Il corpo riconosce in modo specifico e speciale paura, felicità, rabbia, sorpresa, disgusto, tristezza e le connota con specifiche reazioni somatiche. I genitori potranno riconoscere le emozioni che i propri figli stanno provando proprio osservando il modo in cui il loro corpo ce le racconta. Insomma, le emozioni all’interno di una relazione trovano sempre un modo per essere manifestate e comunicate, viste, analizzate e comprese: il corpo è il primo recettore che le registra e le vive. È ai genitori che un bambino affida il compito di entrare dentro ai suoi stati emotivi e immergersi nel magma in cui lui non sa fare chiarezza, sperando che la sua attivazione trovi in chi si prende cura di lui la gestione più adeguata e le risposte di cui ha bisogno. Quando un bambino sperimenta uno stato di attivazione sono proprio i genitori, con le loro interazioni, con come lo dicono e come lo fanno, a fornirgli una competenza emotiva, a dotarlo di un’educazione che si struttura, organizza e sviluppa in età evolutiva e che poi durerà per tutta la vita.

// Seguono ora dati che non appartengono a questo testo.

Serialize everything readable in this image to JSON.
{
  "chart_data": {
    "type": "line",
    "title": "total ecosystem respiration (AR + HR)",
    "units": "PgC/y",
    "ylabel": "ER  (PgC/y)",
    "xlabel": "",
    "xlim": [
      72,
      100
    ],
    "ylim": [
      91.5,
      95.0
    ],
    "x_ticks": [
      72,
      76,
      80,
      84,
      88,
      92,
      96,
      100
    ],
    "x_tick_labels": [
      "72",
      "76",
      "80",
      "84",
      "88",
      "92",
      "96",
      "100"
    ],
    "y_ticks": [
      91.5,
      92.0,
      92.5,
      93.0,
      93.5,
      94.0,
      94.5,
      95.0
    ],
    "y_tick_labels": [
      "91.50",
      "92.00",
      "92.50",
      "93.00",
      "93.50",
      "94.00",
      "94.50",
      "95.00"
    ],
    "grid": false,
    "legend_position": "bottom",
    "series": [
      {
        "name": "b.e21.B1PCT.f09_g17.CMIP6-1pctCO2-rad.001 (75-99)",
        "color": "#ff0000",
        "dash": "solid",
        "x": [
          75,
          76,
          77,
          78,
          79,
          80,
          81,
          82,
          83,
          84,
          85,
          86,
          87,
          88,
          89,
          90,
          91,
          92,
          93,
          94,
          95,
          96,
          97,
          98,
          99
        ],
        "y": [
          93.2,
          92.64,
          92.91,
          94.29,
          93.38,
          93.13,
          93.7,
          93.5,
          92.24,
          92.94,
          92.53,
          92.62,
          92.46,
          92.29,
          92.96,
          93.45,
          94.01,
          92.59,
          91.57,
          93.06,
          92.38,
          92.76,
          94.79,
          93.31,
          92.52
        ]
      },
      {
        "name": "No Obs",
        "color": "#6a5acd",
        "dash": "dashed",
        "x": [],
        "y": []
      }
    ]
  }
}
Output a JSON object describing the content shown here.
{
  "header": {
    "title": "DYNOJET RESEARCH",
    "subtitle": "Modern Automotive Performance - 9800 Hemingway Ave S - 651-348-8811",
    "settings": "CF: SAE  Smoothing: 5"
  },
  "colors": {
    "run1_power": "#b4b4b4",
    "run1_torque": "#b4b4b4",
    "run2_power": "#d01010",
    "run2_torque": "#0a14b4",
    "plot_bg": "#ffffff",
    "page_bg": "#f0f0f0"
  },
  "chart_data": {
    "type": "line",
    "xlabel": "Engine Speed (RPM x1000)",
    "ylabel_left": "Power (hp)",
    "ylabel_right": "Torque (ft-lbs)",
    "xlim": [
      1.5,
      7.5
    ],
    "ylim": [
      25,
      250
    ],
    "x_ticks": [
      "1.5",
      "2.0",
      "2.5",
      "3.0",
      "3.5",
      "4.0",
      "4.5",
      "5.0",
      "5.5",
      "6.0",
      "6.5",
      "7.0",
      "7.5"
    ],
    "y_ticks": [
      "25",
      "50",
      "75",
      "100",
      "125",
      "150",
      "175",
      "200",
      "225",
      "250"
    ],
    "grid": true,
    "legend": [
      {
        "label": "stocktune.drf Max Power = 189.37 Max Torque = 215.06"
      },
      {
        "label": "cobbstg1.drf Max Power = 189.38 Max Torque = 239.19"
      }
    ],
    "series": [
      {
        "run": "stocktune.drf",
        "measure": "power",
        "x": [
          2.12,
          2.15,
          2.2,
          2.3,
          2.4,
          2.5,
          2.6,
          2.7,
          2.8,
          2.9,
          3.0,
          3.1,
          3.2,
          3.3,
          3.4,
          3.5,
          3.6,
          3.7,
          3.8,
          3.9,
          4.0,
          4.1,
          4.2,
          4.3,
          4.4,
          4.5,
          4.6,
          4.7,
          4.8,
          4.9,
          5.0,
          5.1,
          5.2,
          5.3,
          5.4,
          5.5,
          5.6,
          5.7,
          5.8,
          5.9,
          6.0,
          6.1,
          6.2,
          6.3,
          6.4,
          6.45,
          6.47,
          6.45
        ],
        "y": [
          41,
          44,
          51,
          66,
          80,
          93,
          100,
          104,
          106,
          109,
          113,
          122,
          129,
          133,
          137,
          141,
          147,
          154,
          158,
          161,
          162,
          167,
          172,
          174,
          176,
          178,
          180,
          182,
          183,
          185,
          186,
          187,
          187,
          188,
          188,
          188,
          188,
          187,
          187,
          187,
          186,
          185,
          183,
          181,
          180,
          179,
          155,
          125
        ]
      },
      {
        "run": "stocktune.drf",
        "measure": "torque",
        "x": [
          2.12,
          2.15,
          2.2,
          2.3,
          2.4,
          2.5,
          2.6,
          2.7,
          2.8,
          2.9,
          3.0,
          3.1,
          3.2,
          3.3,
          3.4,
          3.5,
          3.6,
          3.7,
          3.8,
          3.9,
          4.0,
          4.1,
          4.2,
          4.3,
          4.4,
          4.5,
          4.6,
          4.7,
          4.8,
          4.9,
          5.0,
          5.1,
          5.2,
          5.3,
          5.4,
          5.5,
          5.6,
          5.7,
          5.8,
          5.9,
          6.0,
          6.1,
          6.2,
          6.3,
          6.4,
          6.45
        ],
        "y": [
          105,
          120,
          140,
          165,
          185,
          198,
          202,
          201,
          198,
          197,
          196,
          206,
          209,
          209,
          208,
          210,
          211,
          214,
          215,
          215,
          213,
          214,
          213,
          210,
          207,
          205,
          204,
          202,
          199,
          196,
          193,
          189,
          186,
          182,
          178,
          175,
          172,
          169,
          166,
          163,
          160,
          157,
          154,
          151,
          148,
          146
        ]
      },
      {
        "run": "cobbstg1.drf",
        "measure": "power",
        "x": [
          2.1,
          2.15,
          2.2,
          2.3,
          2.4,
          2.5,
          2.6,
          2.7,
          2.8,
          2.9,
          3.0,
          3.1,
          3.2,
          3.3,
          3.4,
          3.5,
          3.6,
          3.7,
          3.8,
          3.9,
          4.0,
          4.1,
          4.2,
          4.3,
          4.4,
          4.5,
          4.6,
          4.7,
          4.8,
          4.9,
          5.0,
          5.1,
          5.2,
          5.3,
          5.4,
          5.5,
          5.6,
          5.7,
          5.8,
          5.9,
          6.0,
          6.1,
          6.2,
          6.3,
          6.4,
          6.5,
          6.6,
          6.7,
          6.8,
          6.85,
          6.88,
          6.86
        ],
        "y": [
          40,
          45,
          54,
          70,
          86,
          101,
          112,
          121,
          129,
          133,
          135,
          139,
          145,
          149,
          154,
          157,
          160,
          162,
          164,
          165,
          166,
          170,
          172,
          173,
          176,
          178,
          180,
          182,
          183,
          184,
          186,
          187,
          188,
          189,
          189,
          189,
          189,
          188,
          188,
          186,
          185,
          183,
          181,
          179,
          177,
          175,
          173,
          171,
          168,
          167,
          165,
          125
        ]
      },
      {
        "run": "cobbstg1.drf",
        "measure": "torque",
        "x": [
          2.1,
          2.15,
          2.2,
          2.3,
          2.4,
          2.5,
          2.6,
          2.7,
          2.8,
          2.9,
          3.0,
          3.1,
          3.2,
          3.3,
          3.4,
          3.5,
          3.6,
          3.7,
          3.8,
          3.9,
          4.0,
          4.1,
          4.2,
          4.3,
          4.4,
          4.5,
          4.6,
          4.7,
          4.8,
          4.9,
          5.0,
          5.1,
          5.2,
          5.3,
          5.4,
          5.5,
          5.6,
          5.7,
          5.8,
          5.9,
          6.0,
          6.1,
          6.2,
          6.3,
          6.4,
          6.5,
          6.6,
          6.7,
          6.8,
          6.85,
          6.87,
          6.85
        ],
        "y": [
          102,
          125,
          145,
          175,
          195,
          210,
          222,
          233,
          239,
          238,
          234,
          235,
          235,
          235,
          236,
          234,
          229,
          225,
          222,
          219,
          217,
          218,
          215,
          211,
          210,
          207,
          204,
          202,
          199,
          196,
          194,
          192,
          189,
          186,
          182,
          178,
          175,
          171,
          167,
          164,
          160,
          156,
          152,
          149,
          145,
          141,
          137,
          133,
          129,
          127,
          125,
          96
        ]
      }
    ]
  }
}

L’ emotività consolidata è il motore di uno sviluppo globale equilibrato. E’ fondamentale, perciò, che i genitori diano gli strumenti ai propri figli, attraverso i quali questi ultimi possano andare incontro alle pieghe della vita con sicurezza e identità. il segreto sta nel riconoscere i propri figli come altro da sé e non come un proseguimento degli adulti che li hanno generati.